Ambiguitas Jokowi di Papua
21 Oktober 2016Pada Papua Joko Widodo ingin mengukur derajat keberhasilan pemerintahannya. Selama dua tahun berkuasa, presiden sudah lima kali menyambangi pulau di ufuk timur Indonesia itu.
Terakhir Jokowi datang buat meresmikan sebuah bandara di Yahukimo dan enam infrastruktur kelistrikan yang bisa menghemat penggunaan bahan bakar oleh PLN senilai 161 milyar Rupiah per tahun.
Saat ini PLN baru mampu mengalirkan listrik untuk sekitar 560.000 pelanggan di Papua. Untuk mengubahnya Jakarta mengklaim akan mengucurkan dana investasi senilai tujuh trilyun Rupiah. Presiden ingin PLN tidak bertele-tele agar bisa memproduksi listrik untuk semua penduduk Papua selambatnya dalam waktu tiga tahun.
"Insya Allah Papua dan Papua Barat tidak lagi gelap di tahun 2019," tulis Jokowi di akun Twitternya, Senin (17/10).
Penyeragaman harga BBM dan Kodam baru
Jokowi juga memerintahkan Pertamina agar mengucurkan subsidi senilai 800 milyar Rupiah supaya harga bahan bakar di Papua tidak ada bedanya dengan di bagian lain Indonesia. Kendati pemerintah berupaya menurunkan angka subsidi bahan bakar di tingkat nasional, "keadilan buat rakyat" adalah lebih penting, tegasnya seperti dikutip Jakarta Post.

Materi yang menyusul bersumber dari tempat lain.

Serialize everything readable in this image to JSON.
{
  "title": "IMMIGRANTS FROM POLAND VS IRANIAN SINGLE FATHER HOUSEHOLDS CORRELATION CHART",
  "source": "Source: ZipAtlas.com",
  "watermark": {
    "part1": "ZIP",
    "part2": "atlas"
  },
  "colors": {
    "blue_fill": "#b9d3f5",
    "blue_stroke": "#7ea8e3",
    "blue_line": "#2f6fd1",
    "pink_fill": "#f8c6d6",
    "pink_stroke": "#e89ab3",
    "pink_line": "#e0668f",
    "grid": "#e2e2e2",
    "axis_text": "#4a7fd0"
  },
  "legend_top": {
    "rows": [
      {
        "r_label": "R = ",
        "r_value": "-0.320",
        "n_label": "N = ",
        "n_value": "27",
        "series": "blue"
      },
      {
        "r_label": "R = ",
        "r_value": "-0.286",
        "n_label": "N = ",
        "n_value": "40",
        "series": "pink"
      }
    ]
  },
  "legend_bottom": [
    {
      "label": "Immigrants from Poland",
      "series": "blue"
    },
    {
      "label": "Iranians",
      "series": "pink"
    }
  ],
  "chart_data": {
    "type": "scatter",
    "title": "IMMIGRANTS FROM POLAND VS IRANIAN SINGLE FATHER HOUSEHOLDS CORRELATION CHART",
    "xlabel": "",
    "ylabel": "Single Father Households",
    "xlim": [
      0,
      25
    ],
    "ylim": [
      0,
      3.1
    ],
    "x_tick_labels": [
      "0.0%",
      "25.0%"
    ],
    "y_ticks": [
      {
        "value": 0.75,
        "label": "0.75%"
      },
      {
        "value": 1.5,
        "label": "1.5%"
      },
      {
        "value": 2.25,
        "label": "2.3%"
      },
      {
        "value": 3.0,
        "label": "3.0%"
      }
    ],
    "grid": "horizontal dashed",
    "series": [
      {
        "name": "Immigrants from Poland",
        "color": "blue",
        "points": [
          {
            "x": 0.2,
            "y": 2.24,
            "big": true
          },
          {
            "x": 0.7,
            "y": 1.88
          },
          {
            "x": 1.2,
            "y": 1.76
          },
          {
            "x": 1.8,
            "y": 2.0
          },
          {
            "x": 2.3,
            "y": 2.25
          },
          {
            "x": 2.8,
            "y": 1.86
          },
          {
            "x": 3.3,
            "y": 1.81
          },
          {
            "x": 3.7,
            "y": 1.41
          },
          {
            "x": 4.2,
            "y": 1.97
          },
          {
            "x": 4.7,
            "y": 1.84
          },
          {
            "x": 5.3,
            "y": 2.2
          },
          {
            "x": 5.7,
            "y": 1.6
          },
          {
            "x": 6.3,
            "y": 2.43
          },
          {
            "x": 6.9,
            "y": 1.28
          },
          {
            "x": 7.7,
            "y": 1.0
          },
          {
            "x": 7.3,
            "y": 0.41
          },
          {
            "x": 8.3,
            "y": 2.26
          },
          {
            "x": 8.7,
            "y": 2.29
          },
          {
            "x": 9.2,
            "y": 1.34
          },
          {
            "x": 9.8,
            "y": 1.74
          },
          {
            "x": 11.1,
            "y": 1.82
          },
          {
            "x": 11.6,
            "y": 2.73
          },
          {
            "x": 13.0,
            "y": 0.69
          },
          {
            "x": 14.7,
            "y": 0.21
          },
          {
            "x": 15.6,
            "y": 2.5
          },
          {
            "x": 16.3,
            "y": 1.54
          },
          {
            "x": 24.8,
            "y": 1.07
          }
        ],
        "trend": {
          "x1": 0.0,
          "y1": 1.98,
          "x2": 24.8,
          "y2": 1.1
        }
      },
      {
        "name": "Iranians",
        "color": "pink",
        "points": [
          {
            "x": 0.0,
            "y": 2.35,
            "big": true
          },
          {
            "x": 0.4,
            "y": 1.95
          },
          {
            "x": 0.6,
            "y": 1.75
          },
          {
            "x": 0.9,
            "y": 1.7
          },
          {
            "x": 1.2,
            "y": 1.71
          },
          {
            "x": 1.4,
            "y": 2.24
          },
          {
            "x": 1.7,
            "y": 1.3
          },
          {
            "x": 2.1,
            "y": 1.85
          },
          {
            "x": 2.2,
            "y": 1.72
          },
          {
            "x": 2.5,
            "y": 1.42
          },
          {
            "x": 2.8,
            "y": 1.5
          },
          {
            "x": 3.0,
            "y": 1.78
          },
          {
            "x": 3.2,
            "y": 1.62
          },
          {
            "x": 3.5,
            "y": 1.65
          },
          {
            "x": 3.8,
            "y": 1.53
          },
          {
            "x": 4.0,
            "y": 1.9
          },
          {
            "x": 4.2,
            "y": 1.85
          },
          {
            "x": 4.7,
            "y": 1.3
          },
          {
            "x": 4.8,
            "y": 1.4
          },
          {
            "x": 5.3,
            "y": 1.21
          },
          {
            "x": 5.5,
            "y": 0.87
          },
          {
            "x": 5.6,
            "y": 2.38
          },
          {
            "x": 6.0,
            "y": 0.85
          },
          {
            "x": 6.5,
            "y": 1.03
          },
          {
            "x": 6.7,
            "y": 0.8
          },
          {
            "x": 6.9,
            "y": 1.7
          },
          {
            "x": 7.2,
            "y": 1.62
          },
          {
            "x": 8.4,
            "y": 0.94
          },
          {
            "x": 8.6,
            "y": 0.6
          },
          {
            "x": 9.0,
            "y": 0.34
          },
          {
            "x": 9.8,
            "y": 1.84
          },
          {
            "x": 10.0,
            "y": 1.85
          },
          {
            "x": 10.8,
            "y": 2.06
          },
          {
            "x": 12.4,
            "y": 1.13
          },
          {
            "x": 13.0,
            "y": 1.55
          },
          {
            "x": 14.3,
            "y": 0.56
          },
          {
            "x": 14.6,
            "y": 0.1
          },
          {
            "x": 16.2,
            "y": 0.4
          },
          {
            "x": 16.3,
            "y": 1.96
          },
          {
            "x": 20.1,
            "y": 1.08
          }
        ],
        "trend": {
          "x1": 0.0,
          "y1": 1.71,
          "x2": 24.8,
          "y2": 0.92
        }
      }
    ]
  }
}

Namun energi bukan satu-satunya bingkisan yang dibawa presiden ke pulau sarat konflik tersebut. Kado yang lainnya adalah pembentukan komando militer XVII/Kasuari di ibukota Papua Barat, Manokwari. Langkah itu terkesan janggal mengingat klaim Komnas HAM tentang sembilan kasus pelanggaran HAM yang terjadi di Papua pada era Jokowi.

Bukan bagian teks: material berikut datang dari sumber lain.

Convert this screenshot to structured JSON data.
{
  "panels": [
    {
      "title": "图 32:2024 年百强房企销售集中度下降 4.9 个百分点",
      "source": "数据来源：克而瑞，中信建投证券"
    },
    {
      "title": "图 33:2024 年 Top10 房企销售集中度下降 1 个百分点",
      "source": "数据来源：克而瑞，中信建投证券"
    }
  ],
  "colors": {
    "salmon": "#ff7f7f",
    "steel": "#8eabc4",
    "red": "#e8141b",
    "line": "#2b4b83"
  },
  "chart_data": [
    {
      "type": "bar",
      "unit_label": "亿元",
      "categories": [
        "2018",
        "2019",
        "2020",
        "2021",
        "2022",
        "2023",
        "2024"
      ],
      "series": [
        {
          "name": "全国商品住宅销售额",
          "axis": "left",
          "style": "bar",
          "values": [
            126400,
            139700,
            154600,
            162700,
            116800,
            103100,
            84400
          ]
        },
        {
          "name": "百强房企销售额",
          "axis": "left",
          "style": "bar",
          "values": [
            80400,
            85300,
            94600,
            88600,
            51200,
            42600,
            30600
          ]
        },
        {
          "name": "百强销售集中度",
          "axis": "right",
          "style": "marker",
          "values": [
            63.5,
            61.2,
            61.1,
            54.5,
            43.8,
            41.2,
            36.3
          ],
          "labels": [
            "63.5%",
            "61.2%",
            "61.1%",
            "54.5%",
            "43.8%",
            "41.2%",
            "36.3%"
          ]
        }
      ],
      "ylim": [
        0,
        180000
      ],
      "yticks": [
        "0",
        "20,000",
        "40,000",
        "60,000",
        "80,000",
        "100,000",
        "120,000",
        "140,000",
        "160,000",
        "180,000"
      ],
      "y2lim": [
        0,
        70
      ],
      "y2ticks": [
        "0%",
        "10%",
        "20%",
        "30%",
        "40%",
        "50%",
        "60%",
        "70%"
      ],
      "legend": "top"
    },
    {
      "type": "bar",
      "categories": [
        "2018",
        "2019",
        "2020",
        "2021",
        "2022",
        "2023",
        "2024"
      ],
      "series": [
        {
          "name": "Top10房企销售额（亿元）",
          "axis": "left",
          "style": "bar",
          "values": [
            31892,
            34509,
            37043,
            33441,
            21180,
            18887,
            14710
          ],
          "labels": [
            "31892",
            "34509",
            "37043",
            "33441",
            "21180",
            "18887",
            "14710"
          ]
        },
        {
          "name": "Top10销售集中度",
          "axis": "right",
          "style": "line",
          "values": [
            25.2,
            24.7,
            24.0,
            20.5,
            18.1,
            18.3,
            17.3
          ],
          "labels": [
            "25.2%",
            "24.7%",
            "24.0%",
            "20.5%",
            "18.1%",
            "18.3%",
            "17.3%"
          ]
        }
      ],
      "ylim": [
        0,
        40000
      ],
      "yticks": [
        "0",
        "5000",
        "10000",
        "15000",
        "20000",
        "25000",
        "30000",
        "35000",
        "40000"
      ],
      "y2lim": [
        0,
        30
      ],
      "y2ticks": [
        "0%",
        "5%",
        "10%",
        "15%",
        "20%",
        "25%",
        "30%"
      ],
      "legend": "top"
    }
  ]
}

Sebayak 5.000 personil Tentara Nasional Indonesia akan ditempatkan di distrik militer teranyar itu. Tapi berbeda dengan Kodam XVII/Cenderawasih yang sarat pelanggaran HAM dan tidak pernah dipimpin perwira lokal sejak 15 tahun silam, distrik Kasuari akan dipegang oleh Mayor Jenderal TNI Joppye Onesimus Wayangkau.

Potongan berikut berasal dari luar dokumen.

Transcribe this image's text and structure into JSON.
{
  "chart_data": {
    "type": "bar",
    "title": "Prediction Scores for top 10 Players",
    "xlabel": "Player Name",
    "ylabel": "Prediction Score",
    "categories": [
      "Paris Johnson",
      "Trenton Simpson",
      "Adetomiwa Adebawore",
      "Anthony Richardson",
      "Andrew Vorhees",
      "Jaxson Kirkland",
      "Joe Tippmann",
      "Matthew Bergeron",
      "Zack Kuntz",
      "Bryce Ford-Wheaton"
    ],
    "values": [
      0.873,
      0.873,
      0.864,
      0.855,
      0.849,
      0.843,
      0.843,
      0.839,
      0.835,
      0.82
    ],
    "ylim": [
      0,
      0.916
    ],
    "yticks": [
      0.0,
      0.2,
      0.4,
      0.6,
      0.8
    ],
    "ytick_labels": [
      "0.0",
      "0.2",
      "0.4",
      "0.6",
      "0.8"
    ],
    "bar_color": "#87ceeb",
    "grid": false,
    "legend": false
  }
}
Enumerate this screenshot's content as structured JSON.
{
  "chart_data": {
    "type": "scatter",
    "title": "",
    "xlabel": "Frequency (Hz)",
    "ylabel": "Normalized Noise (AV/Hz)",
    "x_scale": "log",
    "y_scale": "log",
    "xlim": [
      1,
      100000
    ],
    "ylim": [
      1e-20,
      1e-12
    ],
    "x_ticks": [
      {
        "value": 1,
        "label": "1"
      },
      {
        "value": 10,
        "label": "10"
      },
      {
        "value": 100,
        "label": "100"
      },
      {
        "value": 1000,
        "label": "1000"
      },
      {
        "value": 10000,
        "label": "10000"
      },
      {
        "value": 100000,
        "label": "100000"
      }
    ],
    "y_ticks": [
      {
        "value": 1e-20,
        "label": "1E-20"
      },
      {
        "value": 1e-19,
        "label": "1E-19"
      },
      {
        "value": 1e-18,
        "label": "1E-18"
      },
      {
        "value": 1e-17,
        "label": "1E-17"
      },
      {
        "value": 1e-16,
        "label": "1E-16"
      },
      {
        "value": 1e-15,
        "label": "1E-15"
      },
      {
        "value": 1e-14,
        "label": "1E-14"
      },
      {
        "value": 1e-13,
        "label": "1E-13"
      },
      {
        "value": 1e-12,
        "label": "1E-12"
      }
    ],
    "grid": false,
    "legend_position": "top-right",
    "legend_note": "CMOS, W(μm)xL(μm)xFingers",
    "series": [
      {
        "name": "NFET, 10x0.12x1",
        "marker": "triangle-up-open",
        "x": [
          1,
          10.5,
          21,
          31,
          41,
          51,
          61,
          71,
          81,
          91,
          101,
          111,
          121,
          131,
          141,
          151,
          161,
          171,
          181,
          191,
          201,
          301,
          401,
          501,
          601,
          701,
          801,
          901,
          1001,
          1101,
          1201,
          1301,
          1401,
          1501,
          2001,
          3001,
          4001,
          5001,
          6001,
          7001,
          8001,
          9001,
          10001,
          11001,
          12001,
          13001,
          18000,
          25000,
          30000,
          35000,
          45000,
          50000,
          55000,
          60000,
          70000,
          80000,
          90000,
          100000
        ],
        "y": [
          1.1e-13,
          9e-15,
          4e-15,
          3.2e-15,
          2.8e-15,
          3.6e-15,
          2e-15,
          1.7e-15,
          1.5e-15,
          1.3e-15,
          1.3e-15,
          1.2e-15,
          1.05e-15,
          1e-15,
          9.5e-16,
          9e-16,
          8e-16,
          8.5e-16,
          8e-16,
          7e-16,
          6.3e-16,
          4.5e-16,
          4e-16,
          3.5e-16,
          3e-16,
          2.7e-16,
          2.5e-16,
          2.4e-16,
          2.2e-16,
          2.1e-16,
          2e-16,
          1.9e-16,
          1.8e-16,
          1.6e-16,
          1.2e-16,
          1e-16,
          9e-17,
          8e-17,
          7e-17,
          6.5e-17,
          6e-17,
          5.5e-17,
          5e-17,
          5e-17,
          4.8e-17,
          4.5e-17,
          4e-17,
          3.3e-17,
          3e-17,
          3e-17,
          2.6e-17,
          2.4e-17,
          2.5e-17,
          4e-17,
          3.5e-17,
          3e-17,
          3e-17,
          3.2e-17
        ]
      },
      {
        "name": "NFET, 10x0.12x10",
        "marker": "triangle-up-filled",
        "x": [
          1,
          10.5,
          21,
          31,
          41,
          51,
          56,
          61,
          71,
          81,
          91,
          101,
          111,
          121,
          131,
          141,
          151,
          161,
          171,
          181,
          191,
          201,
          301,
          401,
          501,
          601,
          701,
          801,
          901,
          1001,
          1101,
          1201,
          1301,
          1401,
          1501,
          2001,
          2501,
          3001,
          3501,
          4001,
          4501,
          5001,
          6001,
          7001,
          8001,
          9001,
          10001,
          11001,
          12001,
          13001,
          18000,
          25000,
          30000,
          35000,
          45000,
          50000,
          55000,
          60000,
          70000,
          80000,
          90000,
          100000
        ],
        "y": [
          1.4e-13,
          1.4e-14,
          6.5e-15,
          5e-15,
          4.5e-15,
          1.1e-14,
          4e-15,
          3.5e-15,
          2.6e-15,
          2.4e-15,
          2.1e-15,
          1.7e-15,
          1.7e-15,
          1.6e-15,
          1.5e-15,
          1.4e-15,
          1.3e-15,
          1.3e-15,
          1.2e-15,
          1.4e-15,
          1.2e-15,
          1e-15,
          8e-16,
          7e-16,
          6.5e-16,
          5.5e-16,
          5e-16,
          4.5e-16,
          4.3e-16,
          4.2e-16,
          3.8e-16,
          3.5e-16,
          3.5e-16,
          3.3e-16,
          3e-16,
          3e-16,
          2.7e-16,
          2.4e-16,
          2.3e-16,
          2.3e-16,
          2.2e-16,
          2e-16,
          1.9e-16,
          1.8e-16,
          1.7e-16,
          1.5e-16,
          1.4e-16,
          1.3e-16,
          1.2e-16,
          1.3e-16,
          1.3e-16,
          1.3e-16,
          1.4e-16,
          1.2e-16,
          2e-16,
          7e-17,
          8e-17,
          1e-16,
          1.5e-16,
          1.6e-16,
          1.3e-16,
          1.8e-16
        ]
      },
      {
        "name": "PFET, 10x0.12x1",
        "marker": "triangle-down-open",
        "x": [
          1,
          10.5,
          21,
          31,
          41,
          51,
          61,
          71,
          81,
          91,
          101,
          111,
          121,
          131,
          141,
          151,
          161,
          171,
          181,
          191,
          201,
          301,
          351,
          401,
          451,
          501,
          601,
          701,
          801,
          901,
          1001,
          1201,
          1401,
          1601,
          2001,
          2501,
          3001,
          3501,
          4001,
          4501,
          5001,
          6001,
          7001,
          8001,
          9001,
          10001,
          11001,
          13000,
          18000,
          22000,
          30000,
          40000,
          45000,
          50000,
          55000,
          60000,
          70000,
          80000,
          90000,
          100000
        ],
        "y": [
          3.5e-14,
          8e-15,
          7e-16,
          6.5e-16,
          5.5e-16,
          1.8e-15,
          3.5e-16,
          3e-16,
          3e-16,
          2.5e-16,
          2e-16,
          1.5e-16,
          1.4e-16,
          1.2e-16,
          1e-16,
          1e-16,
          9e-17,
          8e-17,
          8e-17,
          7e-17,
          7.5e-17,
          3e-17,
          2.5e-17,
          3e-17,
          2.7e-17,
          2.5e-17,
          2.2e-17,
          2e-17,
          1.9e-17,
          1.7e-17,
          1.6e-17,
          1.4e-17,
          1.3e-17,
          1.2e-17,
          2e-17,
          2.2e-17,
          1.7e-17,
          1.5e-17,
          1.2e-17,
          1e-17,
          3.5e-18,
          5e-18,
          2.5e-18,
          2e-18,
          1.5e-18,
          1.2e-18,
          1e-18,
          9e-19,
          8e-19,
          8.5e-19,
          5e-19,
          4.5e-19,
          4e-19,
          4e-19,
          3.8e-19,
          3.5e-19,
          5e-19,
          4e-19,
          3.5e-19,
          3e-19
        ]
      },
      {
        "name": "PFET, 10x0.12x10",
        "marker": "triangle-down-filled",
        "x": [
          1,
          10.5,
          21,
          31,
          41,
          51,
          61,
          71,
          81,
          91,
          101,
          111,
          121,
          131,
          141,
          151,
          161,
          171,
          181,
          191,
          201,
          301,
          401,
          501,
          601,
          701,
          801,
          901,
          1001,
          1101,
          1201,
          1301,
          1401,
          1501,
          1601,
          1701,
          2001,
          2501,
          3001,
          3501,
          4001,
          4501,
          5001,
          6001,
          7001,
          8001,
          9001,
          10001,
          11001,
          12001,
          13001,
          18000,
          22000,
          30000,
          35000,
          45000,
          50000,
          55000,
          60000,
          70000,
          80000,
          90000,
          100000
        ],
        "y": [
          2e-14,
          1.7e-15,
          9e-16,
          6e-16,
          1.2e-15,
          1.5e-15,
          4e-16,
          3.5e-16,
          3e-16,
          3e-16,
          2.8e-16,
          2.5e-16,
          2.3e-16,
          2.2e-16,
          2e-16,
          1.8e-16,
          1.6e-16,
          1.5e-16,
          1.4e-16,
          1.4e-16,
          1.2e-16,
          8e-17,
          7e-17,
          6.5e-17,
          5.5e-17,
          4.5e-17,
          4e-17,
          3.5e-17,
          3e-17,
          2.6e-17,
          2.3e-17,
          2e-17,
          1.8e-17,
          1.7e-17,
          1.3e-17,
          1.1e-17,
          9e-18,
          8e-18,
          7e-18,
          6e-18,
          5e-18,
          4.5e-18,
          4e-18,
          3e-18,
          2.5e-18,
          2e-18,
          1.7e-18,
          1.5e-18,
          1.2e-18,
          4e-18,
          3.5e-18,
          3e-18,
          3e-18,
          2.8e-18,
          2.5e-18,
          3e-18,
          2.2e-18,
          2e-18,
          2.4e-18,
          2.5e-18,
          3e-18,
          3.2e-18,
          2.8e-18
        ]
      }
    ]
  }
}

Penempatan Wayangkau boleh jadi sinyal Jokowi untuk mengubah pendekatan keamanan di Papua. Perwira bintang dua itu sebelumnya menjabat Pati Sahli bidang Hak Azasi Manusia. Wayangkau berulangkali menegaskan ia bakal mengutamakan dialog dan komunikasi untuk menjaga stabilitas keamanan di wilayahnya.
Kepada BBC peneliti LIPI Adriana Elisabeth mengritik masih tingginya kecurigaan Jakarta terhadap Papua. Menurutnya tanpa pemahaman yang mendalam tentang kebutuhan rakyat lokal, dialog tidak akan berbuah banyak. "Kata merdeka itu adalah cara menarik perhatian pemerintah. Jadi tidak hanya sekedar ideologi," katanya.